Le climat d’insécurité, qui prévaut en Kabylie, plus particulièrement à Tizi Ouzou, a été, hier, au centre des débats à l’Assemblée populaire de wilaya (APW). Une initiative des responsables de cette institution, «boudée» par les élus du FFS de Hocine Aït Ahmed et ceux du RND d’Ahmed Ouyahia, et à laquelle seuls, les élus (parlementaires, APW et APC) étaient conviés ; l’administration et les services en charge de ce volet n’ayant pas été associé.

Non «pas pour nous substituer aux professionnels de la sécurité», explique le P/APW dans sa déclaration liminaire, mais plutôt «exercer une prérogative légale et légitime qui consiste à répondre aux inquiétudes et questionnements de la population sur une préoccupation cruciale pour son bien être».

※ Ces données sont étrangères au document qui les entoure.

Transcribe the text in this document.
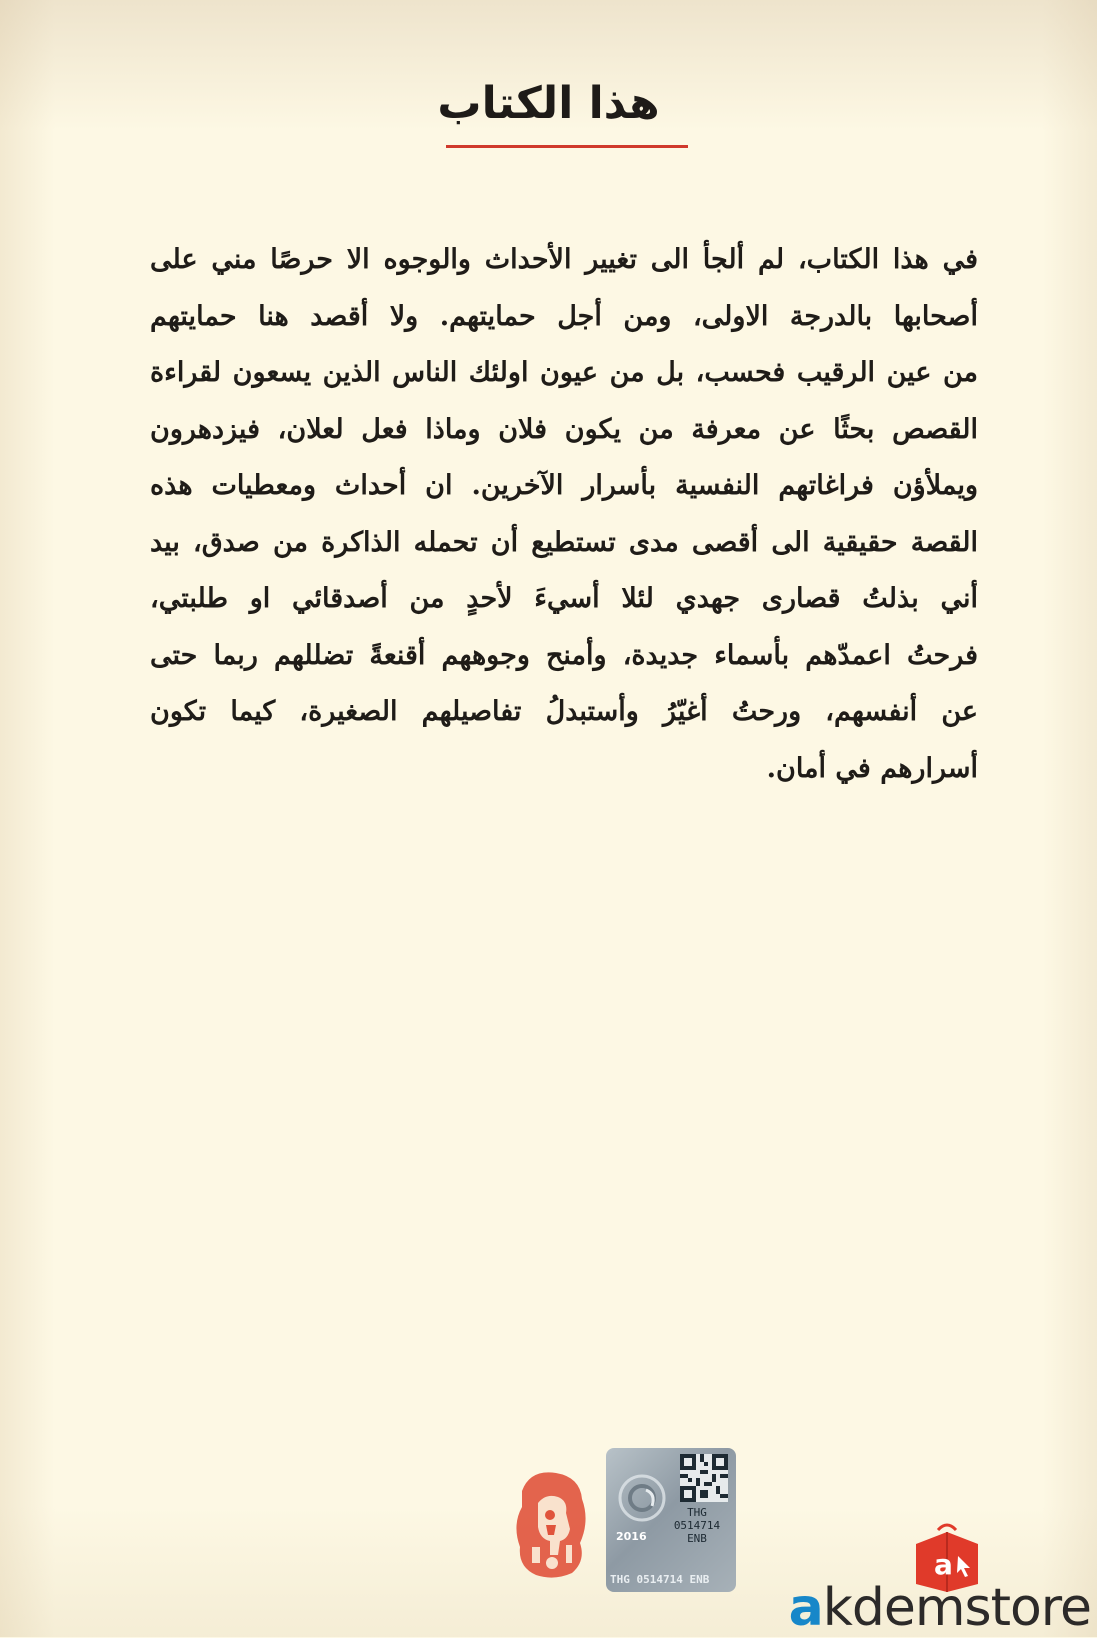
هذا الكتاب
في هذا الكتاب، لم ألجأ الى تغيير الأحداث والوجوه الا حرصًا مني على
أصحابها بالدرجة الاولى، ومن أجل حمايتهم. ولا أقصد هنا حمايتهم
من عين الرقيب فحسب، بل من عيون اولئك الناس الذين يسعون لقراءة
القصص بحثًا عن معرفة من يكون فلان وماذا فعل لعلان، فيزدهرون
ويملأؤن فراغاتهم النفسية بأسرار الآخرين. ان أحداث ومعطيات هذه
القصة حقيقية الى أقصى مدى تستطيع أن تحمله الذاكرة من صدق، بيد
أني بذلتُ قصارى جهدي لئلا أسيءَ لأحدٍ من أصدقائي او طلبتي،
فرحتُ اعمدّهم بأسماء جديدة، وأمنح وجوههم أقنعةً تضللهم ربما حتى
عن أنفسهم، ورحتُ أغيّرُ وأستبدلُ تفاصيلهم الصغيرة، كيما تكون
أسرارهم في أمان.
THG
0514714
ENB
2016
THG 0514714 ENB	a
akdemstore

Il s’agit pour nous, a-t-il dit, de communiquer dans la transparence ce qui est un devoir et un prélude à la production de solutions de sortie de crise de confiance qui affecte la relation du citoyen avec l’administration. «Le moins que l’on puisse dire est que cette région a connu un laxisme coupable quand il s’agit de sanctionner des auteurs de méfaits avérés surtout quand ils servent les desseins des tenants du pourrissement», a-t-il poursuivi. D’aucuns, du moins chez les élus RCD de Saïd Sadi et du FLN de Abdelaziz Belkhadem ont dénoncé le climat d’insécurité qui prévaut en Kabylie. «Nous, élus de la wilaya de Tizi Ouzou, réunis pour un débat franc et vital relatif à l’insécurité qui prévaut dans notre région, déclarons que l’insécurité sous toutes ses formes hypothèque l’avenir de notre wilaya», est-il écrit dans la déclaration finale remise à la presse et rédigée au nom des élus ; l’institution ayant dès le départ, rappelé que les interventions des élus lors des débats n’engagent que leurs auteurs. «Au chômage endémique, aux maux sociaux, à la violence grandissante à l’insécurité, s’ajoutent l’anarchie ambiante et le laisser-aller», notent-ils dans ledit document. Les services de sécurité, poursuit le document, quelques soit le corps auquel ils appartiennent, doivent accomplir pleinement et efficacement leur rôle, à tous les niveaux et sur toute l’étendue de la wilaya dans le strict respect des lois de la république et des droits de l’homme.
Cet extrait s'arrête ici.